Кричать и отчитывать молодую мать не было никакого смысла, поэтому Тиффани отвела её в сторонку и сказала:
— Милли, послушай! Конечно, очень важно, чтобы твои мальчики выросли сильными и крепкими, но моя мама всегда говорила: «Сын остаётся твоим сыном, пока не возьмёт себе жену, а дочь остаётся дочерью до конца жизни». И мне кажется, она права. Ты ведь до сих пор помогаешь своей маме, верно? А она помогает тебе. Так что было бы правильно, если бы ты кормила малышку на равных с мальчиками. Пожалуйста.
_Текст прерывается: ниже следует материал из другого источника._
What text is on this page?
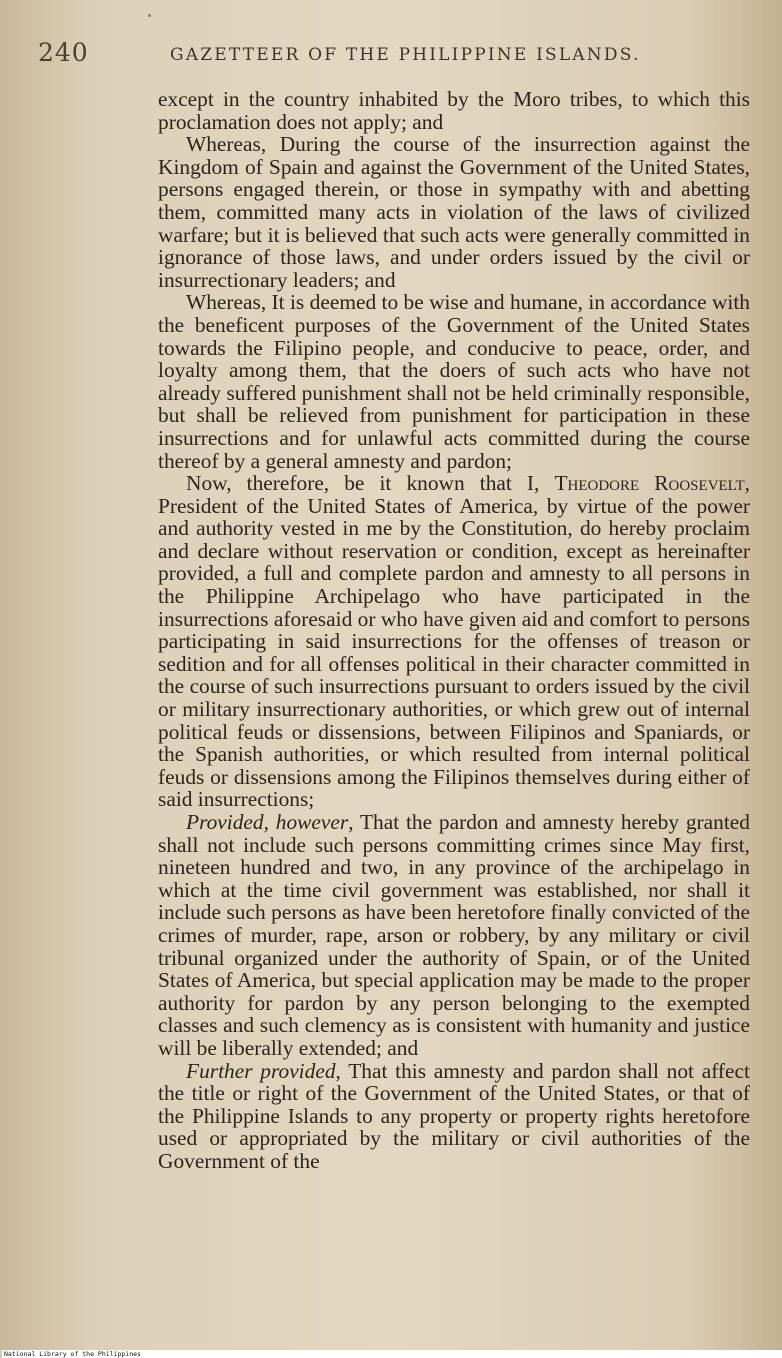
240	GAZETTEER OF THE PHILIPPINE ISLANDS.

except in the country inhabited by the Moro tribes, to which this proclamation does not apply; and

Whereas, During the course of the insurrection against the Kingdom of Spain and against the Government of the United States, persons engaged therein, or those in sympathy with and abetting them, committed many acts in violation of the laws of civilized warfare; but it is believed that such acts were generally committed in ignorance of those laws, and under orders issued by the civil or insurrectionary leaders; and

Whereas, It is deemed to be wise and humane, in accordance with the beneficent purposes of the Government of the United States towards the Filipino people, and conducive to peace, order, and loyalty among them, that the doers of such acts who have not already suffered punishment shall not be held criminally responsible, but shall be relieved from punishment for participation in these insurrections and for unlawful acts committed during the course thereof by a general amnesty and pardon;

Now, therefore, be it known that I, Theodore Roosevelt, President of the United States of America, by virtue of the power and authority vested in me by the Constitution, do hereby proclaim and declare without reservation or condition, except as hereinafter provided, a full and complete pardon and amnesty to all persons in the Philippine Archipelago who have participated in the insurrections aforesaid or who have given aid and comfort to persons participating in said insurrections for the offenses of treason or sedition and for all offenses political in their character committed in the course of such insurrections pursuant to orders issued by the civil or military insurrectionary authorities, or which grew out of internal political feuds or dissensions, between Filipinos and Spaniards, or the Spanish authorities, or which resulted from internal political feuds or dissensions among the Filipinos themselves during either of said insurrections;

Provided, however, That the pardon and amnesty hereby granted shall not include such persons committing crimes since May first, nineteen hundred and two, in any province of the archipelago in which at the time civil government was established, nor shall it include such persons as have been heretofore finally convicted of the crimes of murder, rape, arson or robbery, by any military or civil tribunal organized under the authority of Spain, or of the United States of America, but special application may be made to the proper authority for pardon by any person belonging to the exempted classes and such clemency as is consistent with humanity and justice will be liberally extended; and

Further provided, That this amnesty and pardon shall not affect the title or right of the Government of the United States, or that of the Philippine Islands to any property or property rights heretofore used or appropriated by the military or civil authorities of the Government of the

National Library of the Philippines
А потом, поскольку в комплекте с пряником — в данном случае с молоком — обычно идёт и кнут, она выпрямилась, строго посмотрела на Милли из-под остроконечной шляпы, которая делала Тиффани старше и мудрее, и добавила:
— Я буду приглядывать, чтобы с ней ничего плохого не случилось.
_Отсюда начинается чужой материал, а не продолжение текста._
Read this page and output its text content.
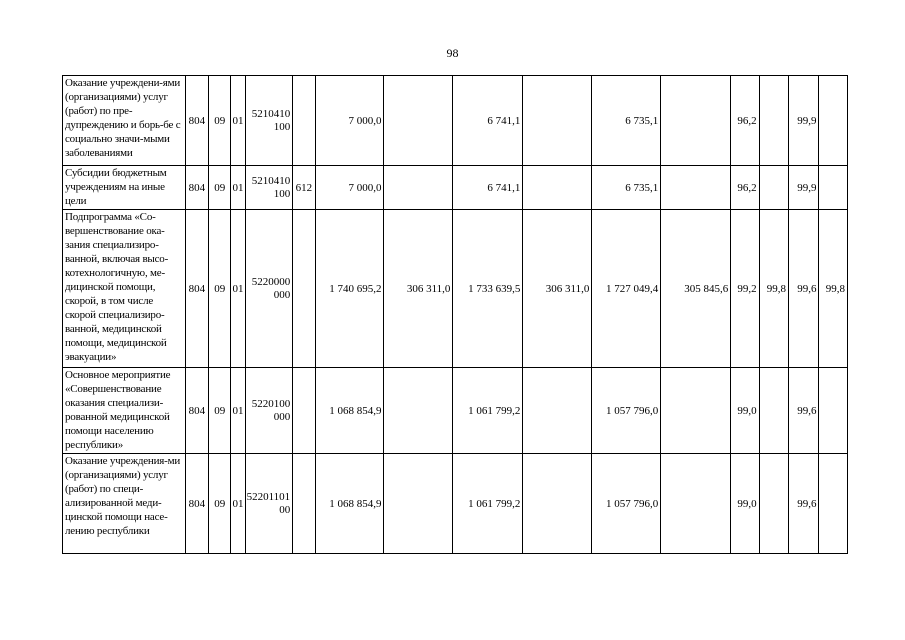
98
Оказание учреждени-ями (организациями) услуг (работ) по пре-дупреждению и борь-бе с социально значи-мыми заболеваниями	804	09	01	5210410100		7 000,0		6 741,1		6 735,1		96,2		99,9	
Субсидии бюджетным учреждениям на иные цели	804	09	01	5210410100	612	7 000,0		6 741,1		6 735,1		96,2		99,9	
Подпрограмма «Со-вершенствование ока-зания специализиро-ванной, включая высо-котехнологичную, ме-дицинской помощи, скорой, в том числе скорой специализиро-ванной, медицинской помощи, медицинской эвакуации»	804	09	01	5220000000		1 740 695,2	306 311,0	1 733 639,5	306 311,0	1 727 049,4	305 845,6	99,2	99,8	99,6	99,8
Основное мероприятие «Совершенствование оказания специализи-рованной медицинской помощи населению республики»	804	09	01	5220100000		1 068 854,9		1 061 799,2		1 057 796,0		99,0		99,6	
Оказание учреждения-ми (организациями) услуг (работ) по специ-ализированной меди-цинской помощи насе-лению республики	804	09	01	5220110100		1 068 854,9		1 061 799,2		1 057 796,0		99,0		99,6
Она уже давно поняла, что капелька угрозы никогда не помешает. Кроме того, Тиффани и правда собиралась присматривать за малышкой.
Тиффани хотела поговорить ещё кое с кем — напоследок, чтобы больше уже ни с кем не говорить до утра. Дождь полил ещё сильнее, когда её метла снизилась у кургана пикстов и Фигли посыпались с неё, как горох. Туп Вулли умудрился совершить редкостно неудачную посадку, воткнувшись головой в колючий куст утёсника. Ватага юных Фиглей с гиканьем побежала его вызволять.
Возле входа, замаскированного под кроличью нору, болталась пара старших сыновей Явора. Они были тощими, даже по фиглевским меркам, и у них только-только начинали пробиваться бороды. Оба носили споги на длинных ремнях, так что те хлопали их по ногам, а килты сидели низко на бёдрах, и Тиффани с изумлением увидела над килтами ремни штанов, сшитых из крашеного полотна. Штаны? У Фиглей? Да уж, и впрямь наступают новые времена.
— А ну кыкс килты поддёрнули, — буркнул Явор Заядло, когда они с Тиффани протолкались мимо молодёжи в нору.
Кельда была в своих покоях в окружении Фиглей-младенцев, которые барахтались на полу, застеленном шкурами ушедших на иные пастбища овец.
И первыми словами кельды были:
— Я знаю… — Она вздохнула и добавила: — Это горе для меня, но таков черёд вещей. — Тут она улыбнулась, в уголках глаз собрались морщинки: — Однако ж мне счастье видеть тебя заглавной ведьмой, Тиффан.
— Э… спасибо, — проговорила Тиффани.
«Откуда Джинни узнала?» — удивилась было она.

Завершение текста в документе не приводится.